Support vector machine can be used to study the relationship between TCM syndromes and biochemical indexes such as blood lipid,blood uric acid and fasting blood glucose in the study of TCM treatment of hypertension.In the practical application of TCM data mining,if multiple classification problems need to be dealt with,the combination of multiple second-class support vector machines or the construction of a combination of classifiers can be used to solve the problem.

Systematic evaluation and Meta-analysis

Systematic evaluation and Meta-analysis are important methods in evidence-based medicine research.Systematic evaluation refers to the systematic and comprehensive collection of existing published or unpublished clinical research data starting from a specific clinical problem,screening of literatures that meet the requirements for inclusion,and drawing conclusions through qualitative and quantitative synthesis,which can be updated with the new progress of clinical research.

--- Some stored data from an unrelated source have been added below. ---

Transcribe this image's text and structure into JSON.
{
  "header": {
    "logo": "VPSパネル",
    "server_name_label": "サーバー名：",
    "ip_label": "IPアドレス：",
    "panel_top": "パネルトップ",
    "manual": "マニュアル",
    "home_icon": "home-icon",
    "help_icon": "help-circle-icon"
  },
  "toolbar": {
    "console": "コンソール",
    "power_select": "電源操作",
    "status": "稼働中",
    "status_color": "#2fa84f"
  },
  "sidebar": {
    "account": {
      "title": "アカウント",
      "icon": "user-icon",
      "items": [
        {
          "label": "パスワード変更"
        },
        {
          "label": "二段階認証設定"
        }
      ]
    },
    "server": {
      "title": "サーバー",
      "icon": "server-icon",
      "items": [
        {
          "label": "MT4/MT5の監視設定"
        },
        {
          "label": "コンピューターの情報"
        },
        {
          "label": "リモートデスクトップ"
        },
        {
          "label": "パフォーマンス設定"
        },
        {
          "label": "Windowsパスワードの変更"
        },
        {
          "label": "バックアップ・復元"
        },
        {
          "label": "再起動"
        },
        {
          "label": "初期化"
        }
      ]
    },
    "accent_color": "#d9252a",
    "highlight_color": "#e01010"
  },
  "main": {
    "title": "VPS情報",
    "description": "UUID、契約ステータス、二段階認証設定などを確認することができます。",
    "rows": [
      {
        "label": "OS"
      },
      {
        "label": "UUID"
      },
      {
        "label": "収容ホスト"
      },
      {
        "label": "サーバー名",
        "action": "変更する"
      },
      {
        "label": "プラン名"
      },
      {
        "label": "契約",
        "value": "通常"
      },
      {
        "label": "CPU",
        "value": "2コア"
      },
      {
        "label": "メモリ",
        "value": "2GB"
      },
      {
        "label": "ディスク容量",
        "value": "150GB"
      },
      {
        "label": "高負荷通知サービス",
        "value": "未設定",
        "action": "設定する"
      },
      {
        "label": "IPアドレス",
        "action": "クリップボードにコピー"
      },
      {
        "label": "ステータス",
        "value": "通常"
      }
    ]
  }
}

Wang et al.[35]systematically evaluated pulse objectification in 1503 patients with hypertension,including 12 case-control studies involving 8 pulse meters.The results of Meta-analysis showed that there were significant differences in pulse wave h1,h3/h1,h5,w1/t between hypertension patients and normal people.To some extent,the pulse information of hypertension patients and non-hypertensives is objectively different,and the main pulse of hypertension patients is wiry pulse and slippery pulse.Luo et al.[36]included 16 literatures related to the treatment of essential hypertension by acupuncture and moxibustion.Meta-analysis results showed that the efficacy of acupuncture and moxibustion in the treatment of essential hypertension was significantly higher than that of the control group,and the effective rate was different (OR=2.74;95%CI [1.79,4.18];P<0.00001),indicating that acupuncture and moxibustion is indeed effective in treating essential hypertension,and the long-term efficacy of the acupuncture and moxibustion group is better than that of the western medicine group,and the accuracy of the overall efficacy value is increasing year by year.But it should be noted that the stability of the efficacy can not be completely guaranteed.Yao et al.[37]retrieved 46 literatures related to the treatment of hypertension by Guipi Decoction from the database,and 10 literatures were included after screening.Meta-analysis was conducted on systolic blood pressure,self-rating depression scale score and quality of life assessment scale score respectively,and the results showed statistically significant differences between the treatment group and the control group.It is suggested that Guipi Decoction is better than western medicine in reducing the degree of systolic and diastolic blood pressure,improving the state of depression and improving the quality of life.

The systematic evaluation method is innovative and has obvious advantages in dealing with different research results.Its limitations are limited sample size,unable to extract all relevant data completely,and prone to theoretical deviation.The definition of clinical end points is often not clear.

Conclusion

Data mining technology in recent years has been widely applied in the study of traditional Chinese medicine treatment of high blood pressure,the research methods are association rule,clustering algorithm,classification algorithm and so on,some traditional Chinese medicine data mining software also arises at the historic moment,greatly improving the diagnosis,syndrome in traditional Chinese medicine,prescription,and treatment of efficiency and accuracy,and the clinical experience of traditional Chinese medicine treatment of high blood pressure has a certain guiding role.At the same time,data quality problems,technical standards problems,promotion and application problems cannot be ignored.Only by accelerating the improvement of the practicability of data mining technology can we better meet the needs of the development of TCM and bring new directions and opportunities for future exploration.